And another thing. . . as if by magic, when I was driving the children to school this morning what should blow across the road in front of me, only one of the Coleraine Borough Council composting bins! FFS like! You couldn’t have scripted it.
So, not only did we not get one when they were handed out free last week, but those houses that did get them are in large part empty and the bins are blowing down the street.
I debated briefly the possiblity of stopping and firing the damn thing in the boot of the car , say no more. However a bit of Catholic guilt kicked in and I thought of the shame and embarrassment of getting caught and charged with stealing a compost bin. It’s not even like it would be for me.
Anyhow, I digress. Last night after I returned home from being guest at the rugby club with Méabh, I was confronted with the news from a tearful Leo that the guinea pigs were still outside. It was nearly ten o’clock. A whole vista of hystrical children loomed before me.
The story so far, Santa very kindly decided to bestow upon our house the little furry gifts that are guinea pigs. To be honest there’s something mildly amusing about the way they kinda dunt about the place. They also chirp at each other in guinea pig language. The one bit I understand is guinea pig for “look at that big bollocks trying to catch us” when they fix me with their beady eyes.

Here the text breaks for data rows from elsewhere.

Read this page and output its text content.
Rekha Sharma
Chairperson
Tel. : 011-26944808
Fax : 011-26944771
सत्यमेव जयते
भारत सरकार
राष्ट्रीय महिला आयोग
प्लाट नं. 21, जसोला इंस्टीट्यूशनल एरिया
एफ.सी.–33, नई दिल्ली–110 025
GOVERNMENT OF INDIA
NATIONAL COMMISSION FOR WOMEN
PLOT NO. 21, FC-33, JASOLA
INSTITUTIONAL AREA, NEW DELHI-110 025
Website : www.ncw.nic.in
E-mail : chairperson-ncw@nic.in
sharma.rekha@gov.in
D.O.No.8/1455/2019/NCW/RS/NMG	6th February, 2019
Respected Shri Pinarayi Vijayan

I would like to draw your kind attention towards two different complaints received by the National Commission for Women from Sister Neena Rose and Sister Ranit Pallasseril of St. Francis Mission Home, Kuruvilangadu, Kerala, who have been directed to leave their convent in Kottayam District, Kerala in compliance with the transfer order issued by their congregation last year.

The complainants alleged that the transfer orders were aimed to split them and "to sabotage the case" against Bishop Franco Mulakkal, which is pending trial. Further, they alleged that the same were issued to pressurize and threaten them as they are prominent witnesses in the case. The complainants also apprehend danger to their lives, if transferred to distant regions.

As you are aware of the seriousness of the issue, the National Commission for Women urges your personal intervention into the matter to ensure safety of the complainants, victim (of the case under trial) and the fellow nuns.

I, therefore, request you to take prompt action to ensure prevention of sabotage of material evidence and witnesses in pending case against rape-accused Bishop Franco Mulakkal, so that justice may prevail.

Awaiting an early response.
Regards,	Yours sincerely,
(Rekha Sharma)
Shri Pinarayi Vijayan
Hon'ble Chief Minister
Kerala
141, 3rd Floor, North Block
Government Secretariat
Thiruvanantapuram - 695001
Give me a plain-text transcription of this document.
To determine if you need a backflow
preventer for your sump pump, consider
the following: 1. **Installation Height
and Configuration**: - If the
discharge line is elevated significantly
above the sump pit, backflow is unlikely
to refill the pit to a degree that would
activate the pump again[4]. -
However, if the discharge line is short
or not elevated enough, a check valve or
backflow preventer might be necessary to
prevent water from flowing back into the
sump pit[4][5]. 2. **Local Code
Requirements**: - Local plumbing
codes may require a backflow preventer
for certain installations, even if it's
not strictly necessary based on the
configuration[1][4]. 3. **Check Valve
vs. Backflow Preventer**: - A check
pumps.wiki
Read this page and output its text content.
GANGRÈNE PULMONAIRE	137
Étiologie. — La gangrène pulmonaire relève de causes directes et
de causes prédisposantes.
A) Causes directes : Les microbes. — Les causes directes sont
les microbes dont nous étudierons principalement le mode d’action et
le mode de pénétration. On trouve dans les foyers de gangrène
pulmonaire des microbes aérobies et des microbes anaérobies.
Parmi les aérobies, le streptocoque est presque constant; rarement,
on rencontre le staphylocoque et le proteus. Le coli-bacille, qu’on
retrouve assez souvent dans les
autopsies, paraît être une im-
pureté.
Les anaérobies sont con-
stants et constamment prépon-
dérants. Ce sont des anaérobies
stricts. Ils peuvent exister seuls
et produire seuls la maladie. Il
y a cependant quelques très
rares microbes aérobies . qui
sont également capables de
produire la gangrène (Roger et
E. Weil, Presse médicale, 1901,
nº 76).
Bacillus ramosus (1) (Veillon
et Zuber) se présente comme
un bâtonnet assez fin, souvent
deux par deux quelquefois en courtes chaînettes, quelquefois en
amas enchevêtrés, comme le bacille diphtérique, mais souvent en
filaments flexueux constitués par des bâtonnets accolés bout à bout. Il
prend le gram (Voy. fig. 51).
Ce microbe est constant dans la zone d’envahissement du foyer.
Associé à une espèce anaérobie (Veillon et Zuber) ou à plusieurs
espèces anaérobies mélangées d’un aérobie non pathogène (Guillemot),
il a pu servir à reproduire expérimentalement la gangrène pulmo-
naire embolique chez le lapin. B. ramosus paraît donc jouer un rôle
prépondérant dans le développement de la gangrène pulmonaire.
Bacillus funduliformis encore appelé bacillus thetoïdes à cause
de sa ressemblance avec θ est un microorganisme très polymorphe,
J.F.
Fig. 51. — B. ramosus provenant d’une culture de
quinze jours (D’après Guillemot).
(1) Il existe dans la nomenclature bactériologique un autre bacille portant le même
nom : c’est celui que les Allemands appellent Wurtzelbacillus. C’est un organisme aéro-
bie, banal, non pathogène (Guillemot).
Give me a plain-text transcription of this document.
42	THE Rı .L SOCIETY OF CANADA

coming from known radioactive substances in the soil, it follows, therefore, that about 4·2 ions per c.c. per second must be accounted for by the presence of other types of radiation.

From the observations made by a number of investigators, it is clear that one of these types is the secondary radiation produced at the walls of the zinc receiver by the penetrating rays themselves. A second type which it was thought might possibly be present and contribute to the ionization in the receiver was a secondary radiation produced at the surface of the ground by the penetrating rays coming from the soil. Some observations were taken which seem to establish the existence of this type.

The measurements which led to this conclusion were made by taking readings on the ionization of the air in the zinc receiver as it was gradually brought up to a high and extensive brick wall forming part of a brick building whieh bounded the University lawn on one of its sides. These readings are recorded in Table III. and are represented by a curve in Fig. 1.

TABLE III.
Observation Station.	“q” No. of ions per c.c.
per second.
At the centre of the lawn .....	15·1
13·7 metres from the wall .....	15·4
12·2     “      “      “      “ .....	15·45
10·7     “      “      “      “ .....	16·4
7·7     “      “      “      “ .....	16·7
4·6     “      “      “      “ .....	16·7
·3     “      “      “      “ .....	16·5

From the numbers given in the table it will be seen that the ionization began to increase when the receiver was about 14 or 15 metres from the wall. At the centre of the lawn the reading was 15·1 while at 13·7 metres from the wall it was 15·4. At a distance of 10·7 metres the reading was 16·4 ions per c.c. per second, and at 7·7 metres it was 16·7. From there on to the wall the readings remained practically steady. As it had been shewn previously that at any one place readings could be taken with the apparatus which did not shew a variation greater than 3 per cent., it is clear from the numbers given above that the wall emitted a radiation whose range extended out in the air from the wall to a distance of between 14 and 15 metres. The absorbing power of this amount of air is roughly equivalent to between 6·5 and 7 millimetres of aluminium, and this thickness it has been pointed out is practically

I rather scathingly derided my daughter for being out-thought by a guinea pig once when she couldn’t recapture them. It’s as if they heard the remark and have taken great delight in outfoxing (or out guinea-pigging) me ever since as I try and get them back to their hutch. The wee hoors.
Back to last night’s shenanigans. Leo was distraught because he had been unable to recapture the two animals after they escaped from their enclosure and having taken refuge under the garden shed they refused to come out. He was upset that Sorcha who was asleep would wake up in the morning and, upon finding out that Ziggy and Titan were at large, would be inconsolable. I was surprised at how upset he was. Usually it’s only that bad when he’s asked to do something about the house, or lift his unclean boxers.
My observation to himself and Cáit to man up a bit, that nature was red in tooth and claw and that it was unlikely we would ever see the darned animals again, went down like a hooker with traintracks. My worry was that Mugsy our tomcat or some other blood crazed animal would wipe them out with one swipe of his paw.
So, undaunted, out I headed once more into the dark. This time I spied them, there they were still under the shed, holed up like Butch Cassidy and the Sundance Kid, merrily scampering about eating grass as they do, and no doubt shitting prodgiously as they do also with great abandon. Vigour even.
Unable to coax them out from under the shed, the hunt was called off due to bad light as the rescue services might say. Next morning at the crack of dawn Angela got out there first and managed to catch Ziggy. He quite biddably walked over to her when he saw her. Titan is more of a recalcitrant rodent and an hour later he was still at large.
More to the point he had broken cover and left the safety of the shed and was on the loose. We had lost track of his whereabouts too which was worrying. I had heard reports of buzzards over at the University. Would one swoop and have Cuy for tea?
Eventually though, even Titan obviously longed for the green green grass at home, as we spied him scurrying along and trying to break back into his wee stockade. Finally, the Cool Hand Luke of the rodent world was trapped with nowhere to go.
As he backed himself into a corner I grabbed him and within full earshot of my assistants Cáit and Leo held him up to my face and said venomously “Titan, you wee bastard.” He looked at me with the beady eyes, his cow’s lick funnier than ever and replied in guinea pig “ha ha you big bollocks I won again.” Well I imagine that’s what he said.
The punishment for the two of them? A couple of days in lock up in the house methinnks. I couldn’t be arsed with another episode of that.
And as for the the compost bin? Thanks be to God we didn’t have one on this occasion for we’d have never got the two hoors out if they’d gone in there. Voluntarily that is.
Still, hopefully one day we’ll maybe get one, a bin that is. . . and so the work goes on, the cause endures, the hope still lives, and the dream shall never die. Just like the guinea pigs.